Ci sono alcuni fattori di rischio da tenere in considerazione quando si parla di questa sindrome, ovvero la gravidanza (sintomi più o meno gravi dovuti forse a una questione ormonale), le cattive condizioni di salute (la percentuale è più elevata tra le persone con cattive condizioni di salute fisica e mentale), l’età (che sembra giocare un ruolo fondamentale, con un +4% dopo i 70 anni), il morbo di Parkinson (chi ne è affetto soffre più di sindrome delle gambe senza riposo rispetto alla popolazione generale) e i bassi livelli di ferro (che ne favoriscono l’insorgenza).

Movimenti periodici degli arti

PLMD, da non confondersi con la RLS

Movimenti periodici degli arti e sindrome delle gambe senza riposo vengono spesso erroneamente confusi. Le differenze ci sono, e anche ben evidenti: nella RLS vi è una risposta volontaria per una sensazione di disagio nelle gambe, mentre nella PLMD la risposta è involontaria, e il paziente è spesso inconsapevole di questi movimenti.

Sintomi e diagnosi

Solitamente il paziente lamenta un sonno frammentato, caratterizzato da microrisvegli, oppure un’eccessiva sonnolenza diurna, poiché ignaro dei movimenti e privo di sensazioni anormali negli arti.

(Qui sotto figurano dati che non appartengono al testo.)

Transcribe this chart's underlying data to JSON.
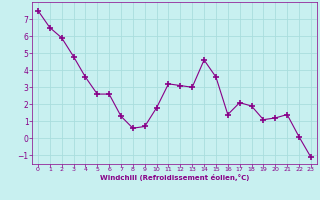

Solo una polisonnografia potrà quindi delineare il corretto quadro della situazione e permettere dunque a chi soffre di movimenti periodici degli arti di affidarsi alla cura migliore.

Bruxismo

Facciamo un po’ di chiarezza

Spesso il bruxismo è ritmico, come durante la masticazione, altre volte è serrato: la maggior parte dei pazienti non avverte lo sfregamento notturno, e solo il 5% sviluppa quindi dei sintomi come dolore alla mascella o mal di testa, che richiedono trattamenti. È infatti un partner o un genitore che si accorge del bruxismo prima della persona affetta.

Sintomi e terapia

Questo disturbo può causare usura sulle occlusioni superficiali, slivellamenti dovuti a carichi compressori e anche fratture nei denti che si manifestano nel tempo. La terapia è principalmente basata sulla minimizzazione dell’abrasione delle superfici dentali, grazie a un rivestimento protettivo acrilico, o sull’applicazione di un dispositivo chiamato splint, per mantenere i denti nella loro posizione. Meglio vederci chiaro, insomma.

Crampi nel sonno

Differenze con la sindrome delle gambe senza riposo

Sia i crampi nel sonno che la RLS provocano un disagio alle gambe durante il sonno: la RLS non provoca però dolore, né contrazione muscolare, ed è sufficiente muovere le gambe per alleviare il fastidio. Un crampo necessita invece di più tempo per scomparire, e di uno stiramento molto energico dei muscoli interessati.

Le cause principali

Tra le principali cause dei crampi nel sonno troviamo sia particolari condizioni mediche come il diabete, le malattie dei vasi sanguigni, disturbi metabolici e malattie nervose o muscolari, sia circostanze ricorrenti come l’attività fisica intensa, l’uso di particolari farmaci, la disidratazione o l’immobilità. Una lunga serie di cause dunque, che contribuiscono tutte alla comparsa di questo fastidioso fenomeno.

Mioclonie nel sonno

Cosa aumenta le mioclonie?

Così come la frequenza, anche l’intensità delle mioclonie ipnagogiche può aumentare a causa di un’assunzione eccessiva di sostanze stimolanti come la caffeina, oppure da un’intensa attività lavorativa e fisica, o ancora dallo stress emotivo, sempre più comune nell’odierna società.

Percentuali e fasce d’età

Le mioclonie sono “democratiche”, interessando infatti entrambi i sessi e tutte le fasce d’età. Contrazioni spesso isolate e saltuarie che si riscontrano oggi in circa il 60-70% della popolazione.